Алешка не что иное, как мираж в моей жизни. Ведь для созидания наших отношений никакой возможности ни с моей, ни с его стороны нет. Что она такое, наша странная любовь? Взвращенная экзотическим растением на моей безоблачной, не затрудненной бытовыми недостатками жизни и кажущаяся невесомой, потому и излучала она определенную оригинальную красоту.

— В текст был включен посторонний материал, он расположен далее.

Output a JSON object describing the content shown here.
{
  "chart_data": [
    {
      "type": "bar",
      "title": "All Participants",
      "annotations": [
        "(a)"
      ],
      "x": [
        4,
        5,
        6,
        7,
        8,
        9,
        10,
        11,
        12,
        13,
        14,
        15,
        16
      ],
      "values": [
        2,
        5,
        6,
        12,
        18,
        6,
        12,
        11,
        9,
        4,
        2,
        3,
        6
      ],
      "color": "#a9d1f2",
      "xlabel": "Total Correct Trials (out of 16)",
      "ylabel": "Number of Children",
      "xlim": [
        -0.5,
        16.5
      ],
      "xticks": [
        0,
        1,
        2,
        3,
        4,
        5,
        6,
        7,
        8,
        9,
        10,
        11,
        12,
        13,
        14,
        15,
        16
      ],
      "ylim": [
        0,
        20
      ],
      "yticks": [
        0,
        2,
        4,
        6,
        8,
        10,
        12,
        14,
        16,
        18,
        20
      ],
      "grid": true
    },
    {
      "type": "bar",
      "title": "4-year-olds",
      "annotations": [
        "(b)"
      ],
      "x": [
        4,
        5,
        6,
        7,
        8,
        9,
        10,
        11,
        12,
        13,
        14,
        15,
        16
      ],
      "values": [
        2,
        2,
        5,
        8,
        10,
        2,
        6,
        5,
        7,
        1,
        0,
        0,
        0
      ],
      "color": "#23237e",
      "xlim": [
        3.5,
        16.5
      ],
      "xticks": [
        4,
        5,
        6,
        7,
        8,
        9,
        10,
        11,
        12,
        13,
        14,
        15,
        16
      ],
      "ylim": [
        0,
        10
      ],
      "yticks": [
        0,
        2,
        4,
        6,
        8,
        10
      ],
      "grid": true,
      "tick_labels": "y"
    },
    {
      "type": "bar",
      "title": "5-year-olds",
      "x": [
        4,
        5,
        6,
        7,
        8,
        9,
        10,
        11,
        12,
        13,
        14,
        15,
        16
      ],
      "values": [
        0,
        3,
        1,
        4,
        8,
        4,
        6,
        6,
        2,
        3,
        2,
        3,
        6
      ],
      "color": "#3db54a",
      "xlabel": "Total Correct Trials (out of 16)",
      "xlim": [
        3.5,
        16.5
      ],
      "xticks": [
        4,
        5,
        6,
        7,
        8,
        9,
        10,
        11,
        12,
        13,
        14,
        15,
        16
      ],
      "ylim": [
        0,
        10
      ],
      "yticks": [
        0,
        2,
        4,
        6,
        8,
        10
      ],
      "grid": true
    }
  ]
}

Мне удалось немного прийти в себя, уняв жалящее нетерпение. Отключив телефон, я заставила себя пройти на кухню и приготовить десерт для Алисы, чтобы покормить её перед сном. С волнением вошла в комнату, где обитали мои спутники – большой и маленький. Большой изобразил неубедительное равнодушие, хотя не без напряжения скользнул взглядом по моему наряду. Маленький при моем появлении почти не отклонился от орбиты, занятый составлением цивилизованной картинки из рассыпанных “вверхногамно” кубиков. Пока планетка Алиса довершала свои начинания, я скормила ей все ароматное содержимое миски, забавляясь её удовлетворением от совмещения вкусного с интересным и тем, как она вдруг отвлеклась от игры, заглянула в пустую миску и как бы между делом потребовала:

– Есё!

Я подхватила её на руки, не обращая внимания на оглушительный бунтарский визг. Кубики взлетели вслед за её цепкими пальчиками, как лоскуток за кошачьими коготками. Она задергала ногами, извиваясь у меня на руках, почувствовав, что я собираюсь подвести итог её бодрствованию. И что же вы думаете? Маленькая предательница потянула ручки в папину сторону, и тот немедленно подоспел ей на помощь.

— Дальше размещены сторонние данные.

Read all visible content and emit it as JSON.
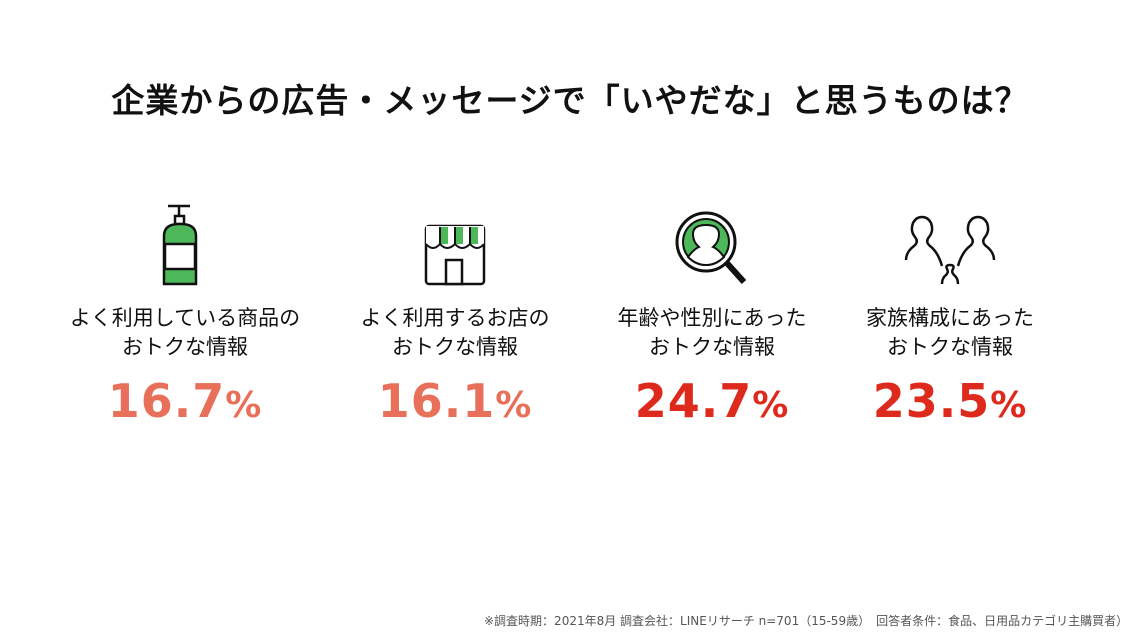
{
  "title": "企業からの広告・メッセージで「いやだな」と思うものは？",
  "colors": {
    "accent_green": "#4cb85a",
    "pct_light": "#e8705a",
    "pct_strong": "#de2a1c"
  },
  "items": [
    {
      "icon": "pump-bottle-icon",
      "line1": "よく利用している商品の",
      "line2": "おトクな情報",
      "value": "16.7",
      "unit": "%"
    },
    {
      "icon": "storefront-icon",
      "line1": "よく利用するお店の",
      "line2": "おトクな情報",
      "value": "16.1",
      "unit": "%"
    },
    {
      "icon": "magnifier-person-icon",
      "line1": "年齢や性別にあった",
      "line2": "おトクな情報",
      "value": "24.7",
      "unit": "%"
    },
    {
      "icon": "family-icon",
      "line1": "家族構成にあった",
      "line2": "おトクな情報",
      "value": "23.5",
      "unit": "%"
    }
  ],
  "footnote": "※調査時期：2021年8月 調査会社：LINEリサーチ n=701（15-59歳）　回答者条件：食品、日用品カテゴリ主購買者）"
}
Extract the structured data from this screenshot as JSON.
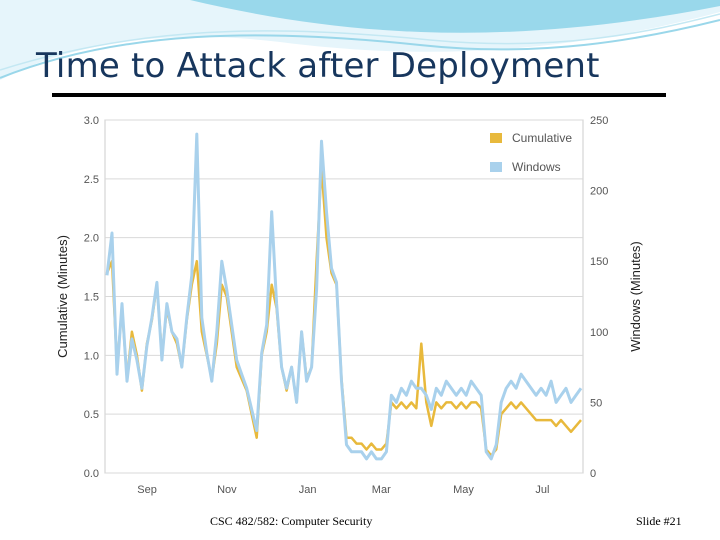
{
  "slide": {
    "title": "Time to Attack after Deployment",
    "footer_course": "CSC 482/582: Computer Security",
    "footer_slide": "Slide #21"
  },
  "colors": {
    "cumulative": "#e8b93c",
    "windows": "#a9d1ec",
    "title": "#17365d",
    "banner_light": "#e6f5fb",
    "banner_accent": "#7fcde5"
  },
  "chart_data": {
    "type": "line",
    "title": "",
    "xlabel": "",
    "ylabel": "Cumulative (Minutes)",
    "y2label": "Windows (Minutes)",
    "x_ticks": [
      "Sep",
      "Nov",
      "Jan",
      "Mar",
      "May",
      "Jul"
    ],
    "ylim": [
      0,
      3.0
    ],
    "y_ticks": [
      "0.0",
      "0.5",
      "1.0",
      "1.5",
      "2.0",
      "2.5",
      "3.0"
    ],
    "y2lim": [
      0,
      250
    ],
    "y2_ticks": [
      "0",
      "50",
      "100",
      "150",
      "200",
      "250"
    ],
    "grid": true,
    "legend_position": "top-right",
    "legend": [
      "Cumulative",
      "Windows"
    ],
    "series": [
      {
        "name": "Cumulative",
        "axis": "left",
        "values": [
          1.7,
          1.8,
          0.9,
          1.4,
          0.8,
          1.2,
          1.0,
          0.7,
          1.1,
          1.3,
          1.6,
          1.0,
          1.4,
          1.2,
          1.1,
          0.9,
          1.3,
          1.6,
          1.8,
          1.2,
          1.0,
          0.8,
          1.1,
          1.6,
          1.5,
          1.2,
          0.9,
          0.8,
          0.7,
          0.5,
          0.3,
          1.0,
          1.2,
          1.6,
          1.4,
          0.9,
          0.7,
          0.9,
          0.6,
          1.2,
          0.8,
          0.9,
          1.8,
          2.6,
          2.0,
          1.7,
          1.6,
          0.8,
          0.3,
          0.3,
          0.25,
          0.25,
          0.2,
          0.25,
          0.2,
          0.2,
          0.25,
          0.6,
          0.55,
          0.6,
          0.55,
          0.6,
          0.55,
          1.1,
          0.6,
          0.4,
          0.6,
          0.55,
          0.6,
          0.6,
          0.55,
          0.6,
          0.55,
          0.6,
          0.6,
          0.55,
          0.2,
          0.15,
          0.2,
          0.5,
          0.55,
          0.6,
          0.55,
          0.6,
          0.55,
          0.5,
          0.45,
          0.45,
          0.45,
          0.45,
          0.4,
          0.45,
          0.4,
          0.35,
          0.4,
          0.45
        ]
      },
      {
        "name": "Windows",
        "axis": "right",
        "values": [
          140,
          170,
          70,
          120,
          65,
          95,
          80,
          60,
          90,
          110,
          135,
          80,
          120,
          100,
          95,
          75,
          110,
          140,
          240,
          110,
          85,
          65,
          100,
          150,
          130,
          105,
          80,
          70,
          60,
          45,
          30,
          85,
          105,
          185,
          120,
          75,
          60,
          75,
          50,
          100,
          65,
          75,
          130,
          235,
          185,
          145,
          135,
          65,
          20,
          15,
          15,
          15,
          10,
          15,
          10,
          10,
          15,
          55,
          50,
          60,
          55,
          65,
          60,
          60,
          55,
          45,
          60,
          55,
          65,
          60,
          55,
          60,
          55,
          65,
          60,
          55,
          15,
          10,
          20,
          50,
          60,
          65,
          60,
          70,
          65,
          60,
          55,
          60,
          55,
          65,
          50,
          55,
          60,
          50,
          55,
          60
        ]
      }
    ]
  }
}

– Отдай её мне, – раздраженно сказал он, и Алиска повисла на его шее, точно на спасательном круге. Пряча влажные глаза, молчаливой тенью я поплелась восвояси. Я боялась прочитать издевку в ответ на мои слезы. Но все же напоследок не удержалась и взглянула искоса в его сторону. Сквозь завесу жестокости в его взгляде проступила несозвучная выражению лица, живая, тщетно скрываемая, молчаливая боль. Встреча наших взглядов была мимолетной, но этого мне хватило понять, что ему по-человечески плохо.

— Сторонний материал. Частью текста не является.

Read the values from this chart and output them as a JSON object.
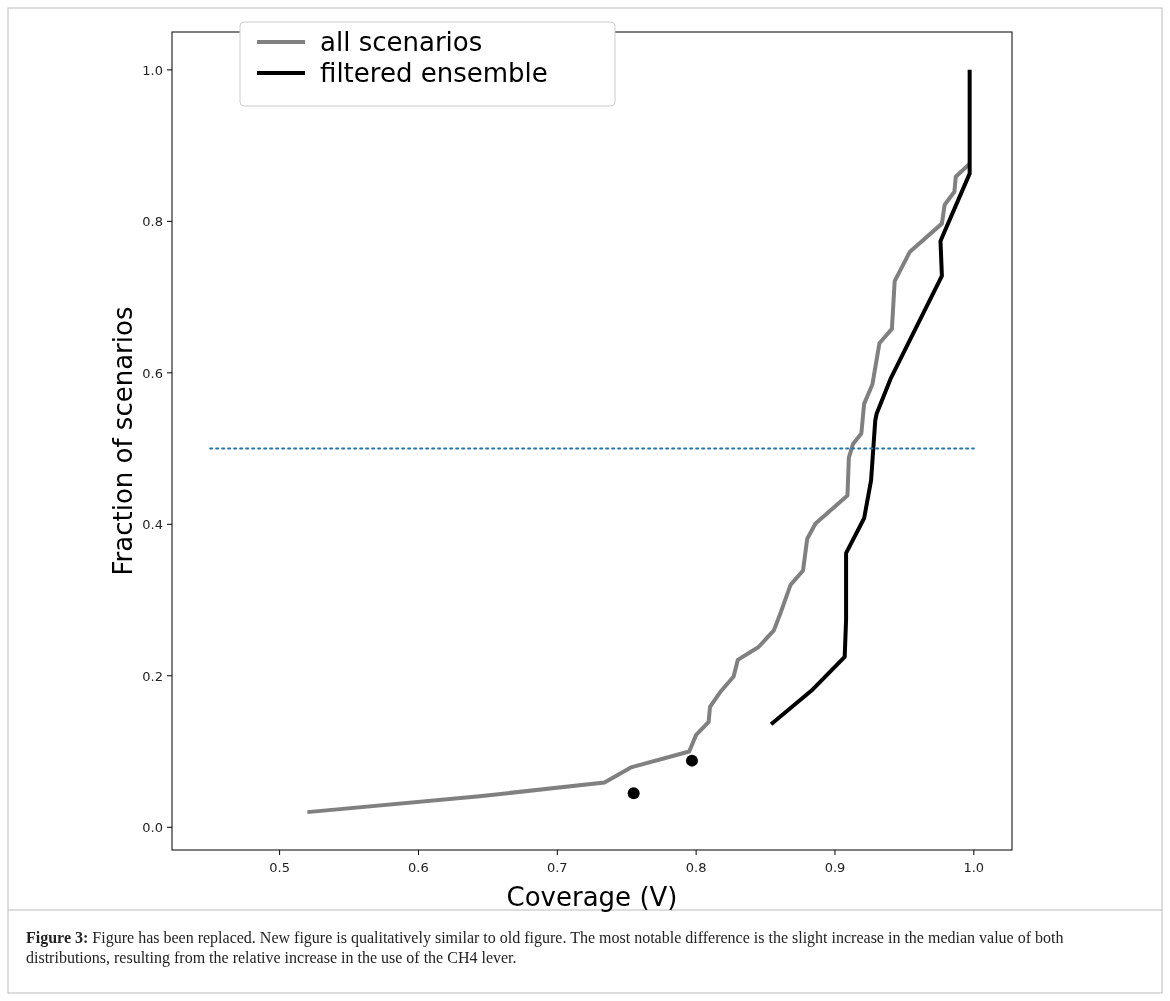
{
  "chart_data": {
    "type": "line",
    "xlabel": "Coverage (V)",
    "ylabel": "Fraction of scenarios",
    "xlim": [
      0.4225,
      1.0275
    ],
    "ylim": [
      -0.03,
      1.05
    ],
    "xticks": [
      {
        "value": 0.5,
        "label": "0.5"
      },
      {
        "value": 0.6,
        "label": "0.6"
      },
      {
        "value": 0.7,
        "label": "0.7"
      },
      {
        "value": 0.8,
        "label": "0.8"
      },
      {
        "value": 0.9,
        "label": "0.9"
      },
      {
        "value": 1.0,
        "label": "1.0"
      }
    ],
    "yticks": [
      {
        "value": 0,
        "label": "0.0"
      },
      {
        "value": 0.2,
        "label": "0.2"
      },
      {
        "value": 0.4,
        "label": "0.4"
      },
      {
        "value": 0.6,
        "label": "0.6"
      },
      {
        "value": 0.8,
        "label": "0.8"
      },
      {
        "value": 1.0,
        "label": "1.0"
      }
    ],
    "legend": "top left",
    "grid": false,
    "series": [
      {
        "name": "all scenarios",
        "color": "#808080",
        "x": [
          0.52,
          0.644,
          0.734,
          0.753,
          0.795,
          0.8,
          0.809,
          0.81,
          0.818,
          0.827,
          0.83,
          0.845,
          0.856,
          0.861,
          0.868,
          0.877,
          0.88,
          0.886,
          0.909,
          0.91,
          0.913,
          0.919,
          0.921,
          0.927,
          0.932,
          0.941,
          0.943,
          0.954,
          0.977,
          0.979,
          0.986,
          0.987,
          0.997
        ],
        "values": [
          0.02,
          0.041,
          0.059,
          0.079,
          0.1,
          0.122,
          0.139,
          0.159,
          0.18,
          0.199,
          0.221,
          0.238,
          0.26,
          0.284,
          0.32,
          0.339,
          0.381,
          0.401,
          0.438,
          0.488,
          0.506,
          0.52,
          0.559,
          0.585,
          0.639,
          0.658,
          0.721,
          0.76,
          0.797,
          0.822,
          0.839,
          0.859,
          0.876
        ]
      },
      {
        "name": "filtered ensemble",
        "color": "#000000",
        "x": [
          0.854,
          0.884,
          0.907,
          0.908,
          0.908,
          0.921,
          0.926,
          0.929,
          0.93,
          0.94,
          0.977,
          0.976,
          0.997,
          0.997
        ],
        "values": [
          0.136,
          0.182,
          0.225,
          0.274,
          0.362,
          0.408,
          0.458,
          0.537,
          0.546,
          0.592,
          0.728,
          0.774,
          0.863,
          1.0
        ]
      },
      {
        "type": "scatter",
        "color": "#000000",
        "marker": "circle",
        "x": [
          0.755,
          0.797
        ],
        "values": [
          0.045,
          0.088
        ]
      },
      {
        "color": "#1f77b4",
        "line_style": "dotted",
        "x": [
          0.45,
          1.0
        ],
        "values": [
          0.5,
          0.5
        ]
      }
    ],
    "annotations": [
      "Figure 3: Figure has been replaced. New figure is qualitatively similar to old figure. The most notable difference is the slight increase in the median value of both distributions, resulting from the relative increase in the use of the CH4 lever."
    ]
  }
}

Оказавшись на его месте, я едва ли смогла бы молчать. Мое сердце разрывалось бы и стонало от жгучей обиды. А он, глядите, молчит, терпеливо вынося несправедливую боль. И я к счастью или сожалению знаю, почему: он все отдает на суд моей совести, моему сознанию. Дает мне время остыть от страсти и свободу в выборе того, что мне важней и ценней. Это, действительно, так. Я знаю своего мужа, как не знает никто, и еще его манеру полностью мне доверять. И эта боль делившего со мной судьбу человека непрошено вдруг отозвалась и в моем сердце. Я мучительно пыталась вспомнить, когда еще испытала подобное ощущение. И вспомнила. Это был сон. Там под чужими кулаками его силы иссякли, и он упал. Я кричала и плакала, увидев его лежащим в ногах нападавших и упрямо пытавшимся поднятьс. Тогда меня захватил колючий холод от возможной потери. Очень похожий холодок пробежал внутри меня и сейчас. Я почувствовала вдруг отвращение к себе, к своим ничтожным помыслам и эгоистичным желаниям получить его благосклонность для восстановления удобного равновесия в собственной душонке. На миг мне показалось, что любовь, которую я выкармливала своей фантазией, блуждая в романтических дебрях и отстраняясь от отведенной мне судьбой реальности, напоминает больше забаву, нежели истинное чувство. Однако не было еще той последней силы, что смогла бы изменить мой прежний настрой и заставить свести на нет призрачное счастье, которым я жила и дышала последнее время.